In early 2017, San Francisco-based curator Dorothy R. Santos witnessed a performance by multimedia artist Joseph Liatela at the opening reception for We’re Still Working: The Art of Sex Work at San Francisco’s SOMArts Cultural Center. Santos, who maintains a dynamic creative practice focused on digital art and the overlap of biology and technology, immediately approached Liatela about a possible collaboration.
That first dialogue lead to additional conversations about visibility, surveillance, and how identity that rejects oppressive binary definition may be portrayed in contemporary art. Open through Feb. 16 at the Center for Sex & Culture, Surface Tension — Liatela’s first solo exhibition — represents their year-long collaboration with Santos, and visualizes a potent personal transformation.

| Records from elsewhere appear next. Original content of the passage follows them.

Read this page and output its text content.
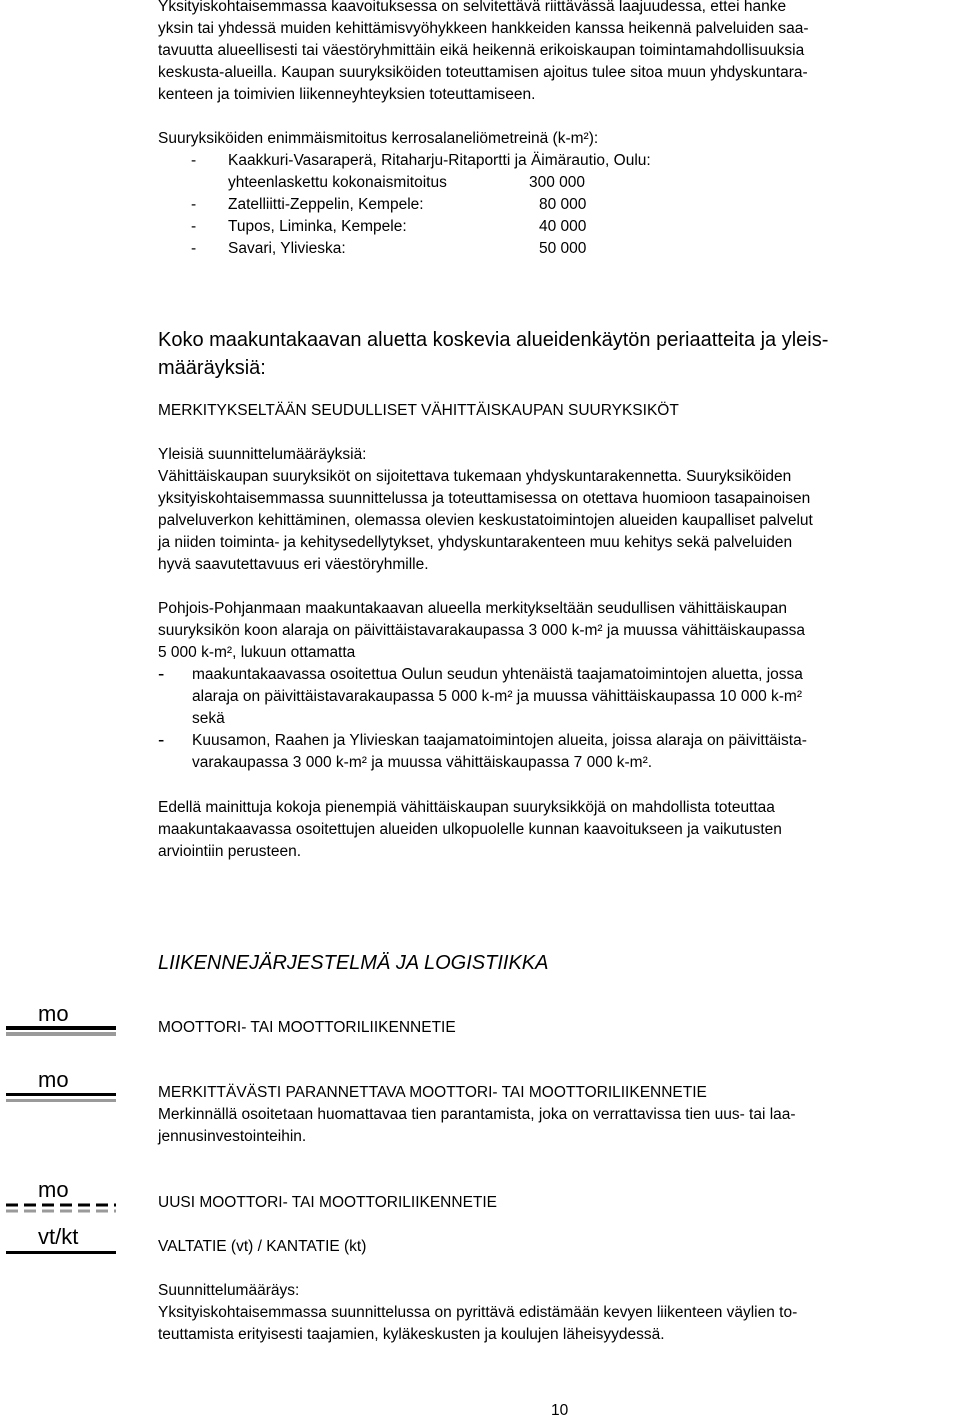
Yksityiskohtaisemmassa kaavoituksessa on selvitettävä riittävässä laajuudessa, ettei hanke
yksin tai yhdessä muiden kehittämisvyöhykkeen hankkeiden kanssa heikennä palveluiden saa-
tavuutta alueellisesti tai väestöryhmittäin eikä heikennä erikoiskaupan toimintamahdollisuuksia
keskusta-alueilla. Kaupan suuryksiköiden toteuttamisen ajoitus tulee sitoa muun yhdyskuntara-
kenteen ja toimivien liikenneyhteyksien toteuttamiseen.
Suuryksiköiden enimmäismitoitus kerrosalaneliömetreinä (k-m²):
- Kaakkuri-Vasaraperä, Ritaharju-Ritaportti ja Äimärautio, Oulu:
yhteenlaskettu kokonaismitoitus	300 000
- Zatelliitti-Zeppelin, Kempele:	80 000
- Tupos, Liminka, Kempele:	40 000
- Savari, Ylivieska:	50 000
Koko maakuntakaavan aluetta koskevia alueidenkäytön periaatteita ja yleis-
määräyksiä:
MERKITYKSELTÄÄN SEUDULLISET VÄHITTÄISKAUPAN SUURYKSIKÖT
Yleisiä suunnittelumääräyksiä:
Vähittäiskaupan suuryksiköt on sijoitettava tukemaan yhdyskuntarakennetta. Suuryksiköiden
yksityiskohtaisemmassa suunnittelussa ja toteuttamisessa on otettava huomioon tasapainoisen
palveluverkon kehittäminen, olemassa olevien keskustatoimintojen alueiden kaupalliset palvelut
ja niiden toiminta- ja kehitysedellytykset, yhdyskuntarakenteen muu kehitys sekä palveluiden
hyvä saavutettavuus eri väestöryhmille.
Pohjois-Pohjanmaan maakuntakaavan alueella merkitykseltään seudullisen vähittäiskaupan
suuryksikön koon alaraja on päivittäistavarakaupassa 3 000 k-m² ja muussa vähittäiskaupassa
5 000 k-m², lukuun ottamatta
- maakuntakaavassa osoitettua Oulun seudun yhtenäistä taajamatoimintojen aluetta, jossa
alaraja on päivittäistavarakaupassa 5 000 k-m² ja muussa vähittäiskaupassa 10 000 k-m²
sekä
- Kuusamon, Raahen ja Ylivieskan taajamatoimintojen alueita, joissa alaraja on päivittäista-
varakaupassa 3 000 k-m² ja muussa vähittäiskaupassa 7 000 k-m².
Edellä mainittuja kokoja pienempiä vähittäiskaupan suuryksikköjä on mahdollista toteuttaa
maakuntakaavassa osoitettujen alueiden ulkopuolelle kunnan kaavoitukseen ja vaikutusten
arviointiin perusteen.
LIIKENNEJÄRJESTELMÄ JA LOGISTIIKKA
mo
MOOTTORI- TAI MOOTTORILIIKENNETIE
mo
MERKITTÄVÄSTI PARANNETTAVA MOOTTORI- TAI MOOTTORILIIKENNETIE
Merkinnällä osoitetaan huomattavaa tien parantamista, joka on verrattavissa tien uus- tai laa-
jennusinvestointeihin.
mo
UUSI MOOTTORI- TAI MOOTTORILIIKENNETIE
vt/kt	VALTATIE (vt) / KANTATIE (kt)
Suunnittelumääräys:
Yksityiskohtaisemmassa suunnittelussa on pyrittävä edistämään kevyen liikenteen väylien to-
teuttamista erityisesti taajamien, kyläkeskusten ja koulujen läheisyydessä.
10
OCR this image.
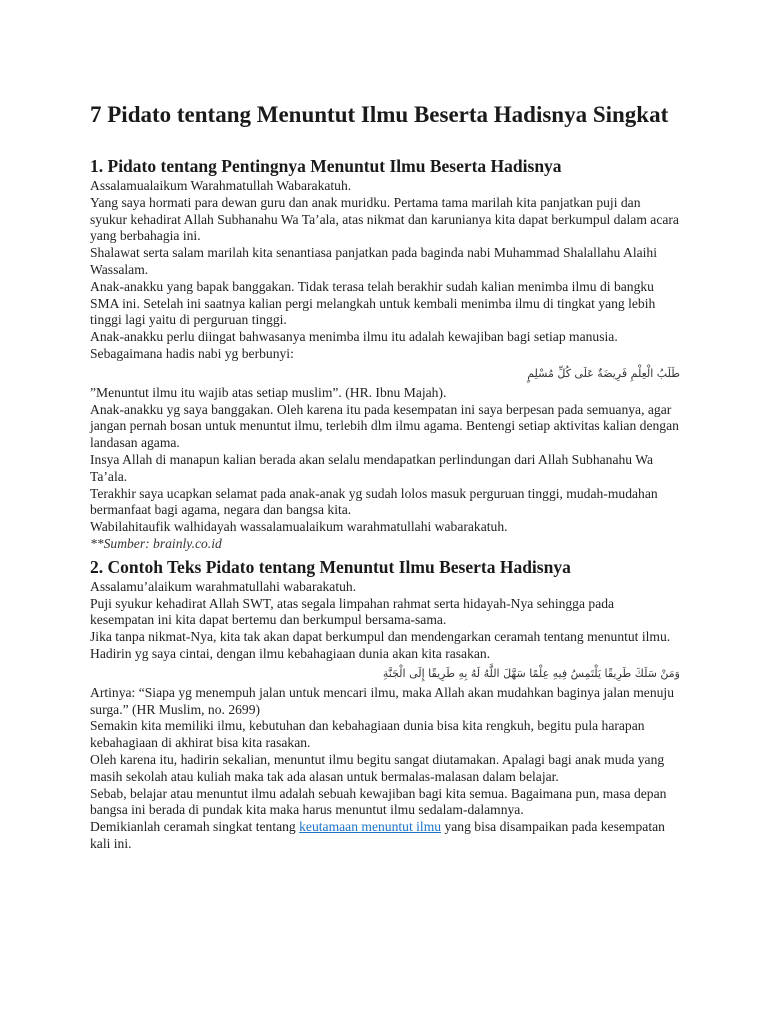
7 Pidato tentang Menuntut Ilmu Beserta Hadisnya Singkat
1. Pidato tentang Pentingnya Menuntut Ilmu Beserta Hadisnya

Assalamualaikum Warahmatullah Wabarakatuh.

Yang saya hormati para dewan guru dan anak muridku. Pertama tama marilah kita panjatkan puji dan syukur kehadirat Allah Subhanahu Wa Ta’ala, atas nikmat dan karunianya kita dapat berkumpul dalam acara yang berbahagia ini.

Shalawat serta salam marilah kita senantiasa panjatkan pada baginda nabi Muhammad Shalallahu Alaihi Wassalam.

Anak-anakku yang bapak banggakan. Tidak terasa telah berakhir sudah kalian menimba ilmu di bangku SMA ini. Setelah ini saatnya kalian pergi melangkah untuk kembali menimba ilmu di tingkat yang lebih tinggi lagi yaitu di perguruan tinggi.

Anak-anakku perlu diingat bahwasanya menimba ilmu itu adalah kewajiban bagi setiap manusia. Sebagaimana hadis nabi yg berbunyi:

طَلَبُ الْعِلْمِ فَرِيضَةٌ عَلَى كُلِّ مُسْلِمٍ

”Menuntut ilmu itu wajib atas setiap muslim”. (HR. Ibnu Majah).

Anak-anakku yg saya banggakan. Oleh karena itu pada kesempatan ini saya berpesan pada semuanya, agar jangan pernah bosan untuk menuntut ilmu, terlebih dlm ilmu agama. Bentengi setiap aktivitas kalian dengan landasan agama.

Insya Allah di manapun kalian berada akan selalu mendapatkan perlindungan dari Allah Subhanahu Wa Ta’ala.

Terakhir saya ucapkan selamat pada anak-anak yg sudah lolos masuk perguruan tinggi, mudah-mudahan bermanfaat bagi agama, negara dan bangsa kita.

Wabilahitaufik walhidayah wassalamualaikum warahmatullahi wabarakatuh.

**Sumber: brainly.co.id

2. Contoh Teks Pidato tentang Menuntut Ilmu Beserta Hadisnya

Assalamu’alaikum warahmatullahi wabarakatuh.

Puji syukur kehadirat Allah SWT, atas segala limpahan rahmat serta hidayah-Nya sehingga pada kesempatan ini kita dapat bertemu dan berkumpul bersama-sama.

Jika tanpa nikmat-Nya, kita tak akan dapat berkumpul dan mendengarkan ceramah tentang menuntut ilmu.

Hadirin yg saya cintai, dengan ilmu kebahagiaan dunia akan kita rasakan.

وَمَنْ سَلَكَ طَرِيقًا يَلْتَمِسُ فِيهِ عِلْمًا سَهَّلَ اللَّهُ لَهُ بِهِ طَرِيقًا إِلَى الْجَنَّةِ

Artinya: “Siapa yg menempuh jalan untuk mencari ilmu, maka Allah akan mudahkan baginya jalan menuju surga.” (HR Muslim, no. 2699)

Semakin kita memiliki ilmu, kebutuhan dan kebahagiaan dunia bisa kita rengkuh, begitu pula harapan kebahagiaan di akhirat bisa kita rasakan.

Oleh karena itu, hadirin sekalian, menuntut ilmu begitu sangat diutamakan. Apalagi bagi anak muda yang masih sekolah atau kuliah maka tak ada alasan untuk bermalas-malasan dalam belajar.

Sebab, belajar atau menuntut ilmu adalah sebuah kewajiban bagi kita semua. Bagaimana pun, masa depan bangsa ini berada di pundak kita maka harus menuntut ilmu sedalam-dalamnya.

Demikianlah ceramah singkat tentang keutamaan menuntut ilmu yang bisa disampaikan pada kesempatan kali ini.
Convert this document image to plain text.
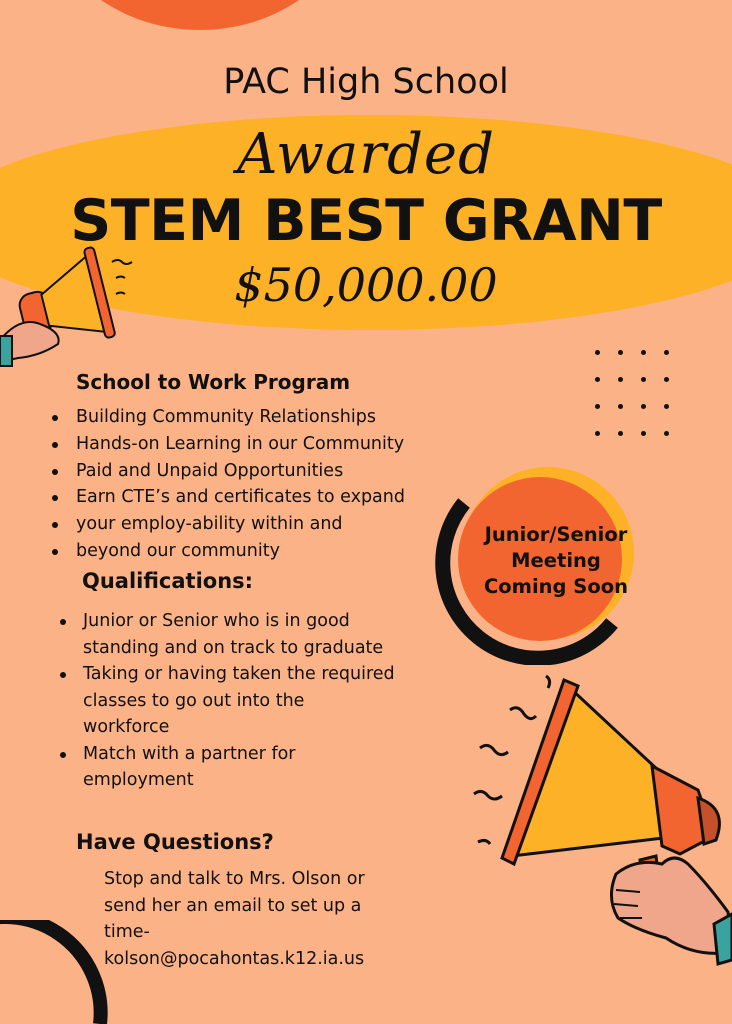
PAC High School
Awarded
STEM BEST GRANT
$50,000.00
School to Work Program
Building Community Relationships
Hands-on Learning in our Community
Paid and Unpaid Opportunities
Earn CTE’s and certificates to expand
your employ-ability within and
beyond our community
Junior/Senior
Meeting
Coming Soon
Qualifications:
Junior or Senior who is in good standing and on track to graduate
Taking or having taken the required classes to go out into the workforce
Match with a partner for employment
Have Questions?
Stop and talk to Mrs. Olson or
send her an email to set up a
time-
kolson@pocahontas.k12.ia.us
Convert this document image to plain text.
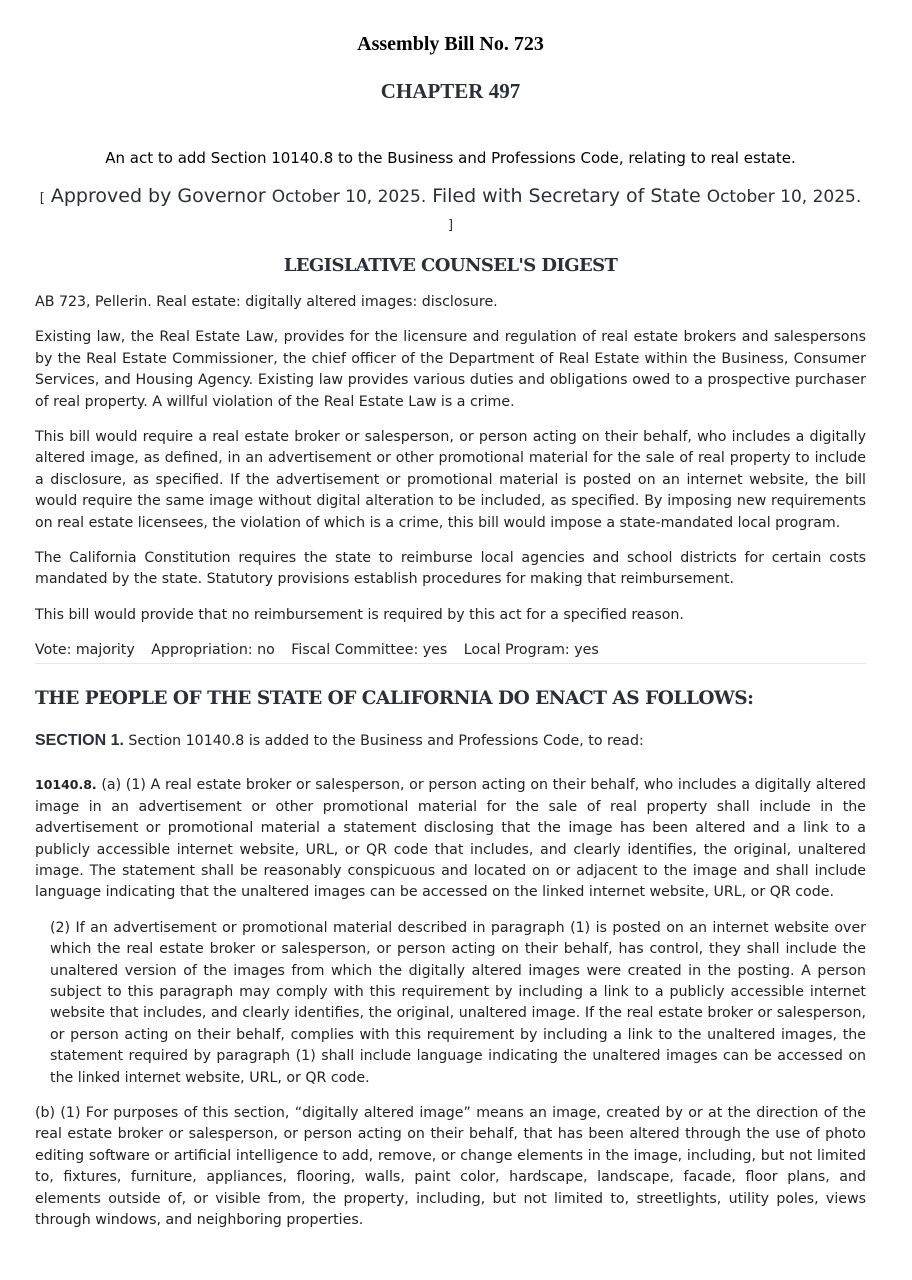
Assembly Bill No. 723
CHAPTER 497

An act to add Section 10140.8 to the Business and Professions Code, relating to real estate.

[ Approved by Governor October 10, 2025. Filed with Secretary of State October 10, 2025.
]

LEGISLATIVE COUNSEL'S DIGEST

AB 723, Pellerin. Real estate: digitally altered images: disclosure.

Existing law, the Real Estate Law, provides for the licensure and regulation of real estate brokers and salespersons by the Real Estate Commissioner, the chief officer of the Department of Real Estate within the Business, Consumer Services, and Housing Agency. Existing law provides various duties and obligations owed to a prospective purchaser of real property. A willful violation of the Real Estate Law is a crime.

This bill would require a real estate broker or salesperson, or person acting on their behalf, who includes a digitally altered image, as defined, in an advertisement or other promotional material for the sale of real property to include a disclosure, as specified. If the advertisement or promotional material is posted on an internet website, the bill would require the same image without digital alteration to be included, as specified. By imposing new requirements on real estate licensees, the violation of which is a crime, this bill would impose a state-mandated local program.

The California Constitution requires the state to reimburse local agencies and school districts for certain costs mandated by the state. Statutory provisions establish procedures for making that reimbursement.

This bill would provide that no reimbursement is required by this act for a specified reason.

Vote: majority Appropriation: no Fiscal Committee: yes Local Program: yes
THE PEOPLE OF THE STATE OF CALIFORNIA DO ENACT AS FOLLOWS:

SECTION 1. Section 10140.8 is added to the Business and Professions Code, to read:

10140.8. (a) (1) A real estate broker or salesperson, or person acting on their behalf, who includes a digitally altered image in an advertisement or other promotional material for the sale of real property shall include in the advertisement or promotional material a statement disclosing that the image has been altered and a link to a publicly accessible internet website, URL, or QR code that includes, and clearly identifies, the original, unaltered image. The statement shall be reasonably conspicuous and located on or adjacent to the image and shall include language indicating that the unaltered images can be accessed on the linked internet website, URL, or QR code.

(2) If an advertisement or promotional material described in paragraph (1) is posted on an internet website over which the real estate broker or salesperson, or person acting on their behalf, has control, they shall include the unaltered version of the images from which the digitally altered images were created in the posting. A person subject to this paragraph may comply with this requirement by including a link to a publicly accessible internet website that includes, and clearly identifies, the original, unaltered image. If the real estate broker or salesperson, or person acting on their behalf, complies with this requirement by including a link to the unaltered images, the statement required by paragraph (1) shall include language indicating the unaltered images can be accessed on the linked internet website, URL, or QR code.

(b) (1) For purposes of this section, “digitally altered image” means an image, created by or at the direction of the real estate broker or salesperson, or person acting on their behalf, that has been altered through the use of photo editing software or artificial intelligence to add, remove, or change elements in the image, including, but not limited to, fixtures, furniture, appliances, flooring, walls, paint color, hardscape, landscape, facade, floor plans, and elements outside of, or visible from, the property, including, but not limited to, streetlights, utility poles, views through windows, and neighboring properties.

I arrive at the Center for Sex & Culture (CSC) with enough time to view the installation before interviewing Liatela and Santos. Hung opposite the small but solid library and media archive for which the Center is known worldwide, Surface Tension I-IV immediately draws my attention. Printed on swaths of silk and organza suspended from the ceiling, the four photo objects invite us to witness the gradual shedding of Liatela’s identity as they transitioned.
The organza, draped delicately like a diaphanous blouse that barely masks the artist’s evolving form, is absent from the sequence’s final image. What is revealed is the artist’s altered torso, chest proud and arms spread wide, unburdened by disguise. It captures, with subtlety and precision, a range of emotions — trepidation, joy, relief — that many transgender people feel when exposing the body that fits them to the world at large.
Any movement in the gallery causes the objects to flutter gently, a quality made more notable by the not-so-gentle surgical scars revealed in the photographs and the sutures that bind the tensile materials. Liatela and Santos both aver violence is an element in the work.